After exchanging lengthy greetings and sipping zrigi (camel milk and sugar) from a gourd, a tray of dates appeared and the tea began to boil in a colourful metal teapot. For 40 minutes or so, it was poured back and forth into small cups and infused with enough sugar to threaten diabetic overload. The result? A tiny mouthful of super- sweetened tea that you hurl back as fast as physically possible, before slurping loudly and emitting a long satisfied mmmmm”. This guarantees you cup number two. “First cup is hard like life,” Dah explained. “The second cup we add more sugar so it is sweet like love.” I considered preparing a will. By the end of the third cup, the day was ebbing away.

The hospitality may have been uniformly warm, but the desert scenery proved ever-changing. The broken yet spirit-level flat chunks of escarpment near the Gouremajar Mountains; ruined desert forts; 4000-year-old rock paintings near Agrour depicting grassy plains once awash with game; and mammoth dunes near Zarga where the dunes resonate musically to nehana, the hot late afternoon winds.

Yet, a week camping amid those dunes has its price. Sand invades just about every bodily crevice known to mankind. Terjit Oasis therefore provides a magical relief. The baking heat was here nullified by a film-set oasis of shady date-palms. Gentle birdsong and trickling water replaced the piercing screeches of black kites and vultures circling for easy pickings. I bathed in the refreshing water and we ate seasoned camel meat served with couscous. Sometimes tough like leather or slithery like liver, camel is revolting. But custom dictates it’s rude to say no, so you must simply grin and bears it.

That evening we strolled to another nomad camp for yet more tea. Totally impromptu, a few other herders descended upon the camp from out of the bush and music ensued. Several men belted out a metronomic drum beat on plastic water-containers, while the family’s three daughters with kohl-etched eyes sang intoxicating songs about Saharan life – they were sounds so sweet that if I wasn’t high on caffeine, it would have lulled me to sleep.

Getting there and around

Royal Air Morocco (020-7439 4361; www.royalairmaroc.com) fly via Casablanca to Mauritania from the UK. Overland travellers can pick up lifts from Dakhla in southern Morocco.

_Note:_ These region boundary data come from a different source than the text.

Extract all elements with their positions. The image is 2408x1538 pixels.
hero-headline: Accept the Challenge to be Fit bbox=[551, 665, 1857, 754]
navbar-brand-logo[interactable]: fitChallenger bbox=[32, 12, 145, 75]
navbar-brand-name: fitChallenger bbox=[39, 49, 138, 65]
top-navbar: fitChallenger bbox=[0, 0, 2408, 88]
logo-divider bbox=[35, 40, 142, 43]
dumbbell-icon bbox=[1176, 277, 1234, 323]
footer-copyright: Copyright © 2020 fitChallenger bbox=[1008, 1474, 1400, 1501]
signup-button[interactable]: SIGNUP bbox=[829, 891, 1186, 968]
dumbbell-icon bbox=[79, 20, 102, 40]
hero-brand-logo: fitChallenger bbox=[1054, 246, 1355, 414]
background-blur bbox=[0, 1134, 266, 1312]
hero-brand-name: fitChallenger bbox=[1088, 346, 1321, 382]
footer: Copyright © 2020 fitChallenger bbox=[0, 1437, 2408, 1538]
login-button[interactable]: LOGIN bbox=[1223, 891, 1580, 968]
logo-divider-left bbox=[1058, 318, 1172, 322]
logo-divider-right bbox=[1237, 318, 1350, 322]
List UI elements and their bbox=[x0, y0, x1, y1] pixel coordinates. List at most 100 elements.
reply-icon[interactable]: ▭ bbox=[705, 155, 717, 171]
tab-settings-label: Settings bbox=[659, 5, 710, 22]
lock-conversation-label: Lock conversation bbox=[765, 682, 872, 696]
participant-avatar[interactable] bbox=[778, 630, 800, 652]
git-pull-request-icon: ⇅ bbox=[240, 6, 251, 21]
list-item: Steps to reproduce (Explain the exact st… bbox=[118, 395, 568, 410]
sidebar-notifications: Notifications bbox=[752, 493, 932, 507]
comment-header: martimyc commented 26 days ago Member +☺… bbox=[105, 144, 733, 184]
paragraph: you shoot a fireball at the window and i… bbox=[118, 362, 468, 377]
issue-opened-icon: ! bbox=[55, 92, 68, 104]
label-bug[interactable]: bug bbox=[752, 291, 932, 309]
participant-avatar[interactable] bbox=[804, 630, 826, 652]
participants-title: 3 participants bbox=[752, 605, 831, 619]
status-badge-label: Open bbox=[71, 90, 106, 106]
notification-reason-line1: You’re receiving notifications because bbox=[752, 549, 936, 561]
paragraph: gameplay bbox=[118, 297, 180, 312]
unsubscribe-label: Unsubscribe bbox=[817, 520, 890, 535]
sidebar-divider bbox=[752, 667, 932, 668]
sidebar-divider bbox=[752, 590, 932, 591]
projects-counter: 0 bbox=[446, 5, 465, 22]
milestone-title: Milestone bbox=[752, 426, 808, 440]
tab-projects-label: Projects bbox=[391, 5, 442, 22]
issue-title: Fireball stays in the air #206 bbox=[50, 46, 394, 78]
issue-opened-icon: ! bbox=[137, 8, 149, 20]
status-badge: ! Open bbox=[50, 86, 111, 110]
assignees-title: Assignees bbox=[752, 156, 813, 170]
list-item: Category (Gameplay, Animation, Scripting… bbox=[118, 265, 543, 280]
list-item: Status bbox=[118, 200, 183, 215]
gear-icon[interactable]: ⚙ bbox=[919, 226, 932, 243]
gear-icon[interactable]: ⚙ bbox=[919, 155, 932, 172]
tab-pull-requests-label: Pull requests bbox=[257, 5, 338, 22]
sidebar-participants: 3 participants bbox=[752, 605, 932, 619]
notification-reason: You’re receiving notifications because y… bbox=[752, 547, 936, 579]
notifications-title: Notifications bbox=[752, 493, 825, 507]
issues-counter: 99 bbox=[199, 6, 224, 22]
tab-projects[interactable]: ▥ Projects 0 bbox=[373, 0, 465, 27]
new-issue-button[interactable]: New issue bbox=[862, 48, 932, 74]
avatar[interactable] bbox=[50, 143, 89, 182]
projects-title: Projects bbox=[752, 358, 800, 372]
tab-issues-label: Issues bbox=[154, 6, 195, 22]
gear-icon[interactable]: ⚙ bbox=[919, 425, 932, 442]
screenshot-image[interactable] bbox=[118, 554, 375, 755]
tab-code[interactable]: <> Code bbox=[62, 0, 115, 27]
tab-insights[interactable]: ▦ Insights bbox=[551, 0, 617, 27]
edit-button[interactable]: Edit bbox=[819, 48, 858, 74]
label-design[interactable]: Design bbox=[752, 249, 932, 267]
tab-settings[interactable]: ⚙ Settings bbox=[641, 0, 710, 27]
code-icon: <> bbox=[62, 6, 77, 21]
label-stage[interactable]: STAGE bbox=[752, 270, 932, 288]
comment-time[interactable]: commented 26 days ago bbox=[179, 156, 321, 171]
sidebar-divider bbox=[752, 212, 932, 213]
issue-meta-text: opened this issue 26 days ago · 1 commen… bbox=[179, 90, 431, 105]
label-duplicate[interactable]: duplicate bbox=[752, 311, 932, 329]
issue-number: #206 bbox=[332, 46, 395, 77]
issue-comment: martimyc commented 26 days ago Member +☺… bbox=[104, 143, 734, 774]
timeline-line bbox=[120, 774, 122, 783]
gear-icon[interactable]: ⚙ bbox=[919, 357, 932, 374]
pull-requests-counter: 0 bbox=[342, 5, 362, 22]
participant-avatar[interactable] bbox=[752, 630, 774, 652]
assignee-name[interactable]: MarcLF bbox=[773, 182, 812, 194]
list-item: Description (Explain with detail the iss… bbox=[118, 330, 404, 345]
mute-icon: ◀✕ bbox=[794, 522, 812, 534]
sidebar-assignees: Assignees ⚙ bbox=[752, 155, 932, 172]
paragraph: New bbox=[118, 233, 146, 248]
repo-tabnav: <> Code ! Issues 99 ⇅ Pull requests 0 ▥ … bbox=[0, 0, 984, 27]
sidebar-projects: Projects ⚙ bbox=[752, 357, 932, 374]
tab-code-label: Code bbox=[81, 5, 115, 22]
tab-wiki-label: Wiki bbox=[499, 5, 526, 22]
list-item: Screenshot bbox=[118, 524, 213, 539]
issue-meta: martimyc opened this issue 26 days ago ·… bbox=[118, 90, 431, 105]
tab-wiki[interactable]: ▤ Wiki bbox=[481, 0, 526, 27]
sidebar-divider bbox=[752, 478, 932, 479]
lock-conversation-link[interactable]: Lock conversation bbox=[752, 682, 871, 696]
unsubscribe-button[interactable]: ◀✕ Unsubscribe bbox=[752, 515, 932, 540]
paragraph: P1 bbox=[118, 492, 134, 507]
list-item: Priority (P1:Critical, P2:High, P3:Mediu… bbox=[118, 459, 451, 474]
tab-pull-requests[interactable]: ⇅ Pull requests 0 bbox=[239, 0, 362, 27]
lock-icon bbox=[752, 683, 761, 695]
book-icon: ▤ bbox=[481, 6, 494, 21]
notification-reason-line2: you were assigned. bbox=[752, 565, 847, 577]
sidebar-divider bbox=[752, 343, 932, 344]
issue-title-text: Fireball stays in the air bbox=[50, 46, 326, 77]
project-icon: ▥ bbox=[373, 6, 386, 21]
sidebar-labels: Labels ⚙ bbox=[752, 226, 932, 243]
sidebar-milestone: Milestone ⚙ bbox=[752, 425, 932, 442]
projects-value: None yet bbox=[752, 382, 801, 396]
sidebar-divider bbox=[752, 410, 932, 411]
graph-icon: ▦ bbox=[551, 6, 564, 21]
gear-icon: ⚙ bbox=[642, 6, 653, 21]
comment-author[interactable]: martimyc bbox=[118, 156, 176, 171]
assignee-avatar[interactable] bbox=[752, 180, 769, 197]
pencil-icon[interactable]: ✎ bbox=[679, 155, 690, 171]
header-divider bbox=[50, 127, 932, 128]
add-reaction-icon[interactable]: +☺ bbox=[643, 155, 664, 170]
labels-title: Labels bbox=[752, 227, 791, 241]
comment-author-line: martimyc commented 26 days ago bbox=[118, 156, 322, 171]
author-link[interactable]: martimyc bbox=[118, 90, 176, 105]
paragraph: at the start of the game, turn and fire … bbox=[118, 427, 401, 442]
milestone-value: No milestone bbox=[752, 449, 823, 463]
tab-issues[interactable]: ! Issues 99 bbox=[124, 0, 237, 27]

Regular buses run between the two major cities, Nouakchott and Nouadhibou. Iron ore train runs daily from latter to Choum (Atar) in the Sahara at 3pm and costs a few pounds. Once in the desert its possible to pick up infrequent yet crowded 4x4s (called ‘taxi-brousse’) between main tourist sites: Atar, Chinguetti, Ouadane, and Terjit. Allal Amatlich (+222 546-4718, sylviedesert@yahoo.fr) can arrange car and driver if you want to get off track.

November to March is the time to travel before temperatures skyrocket.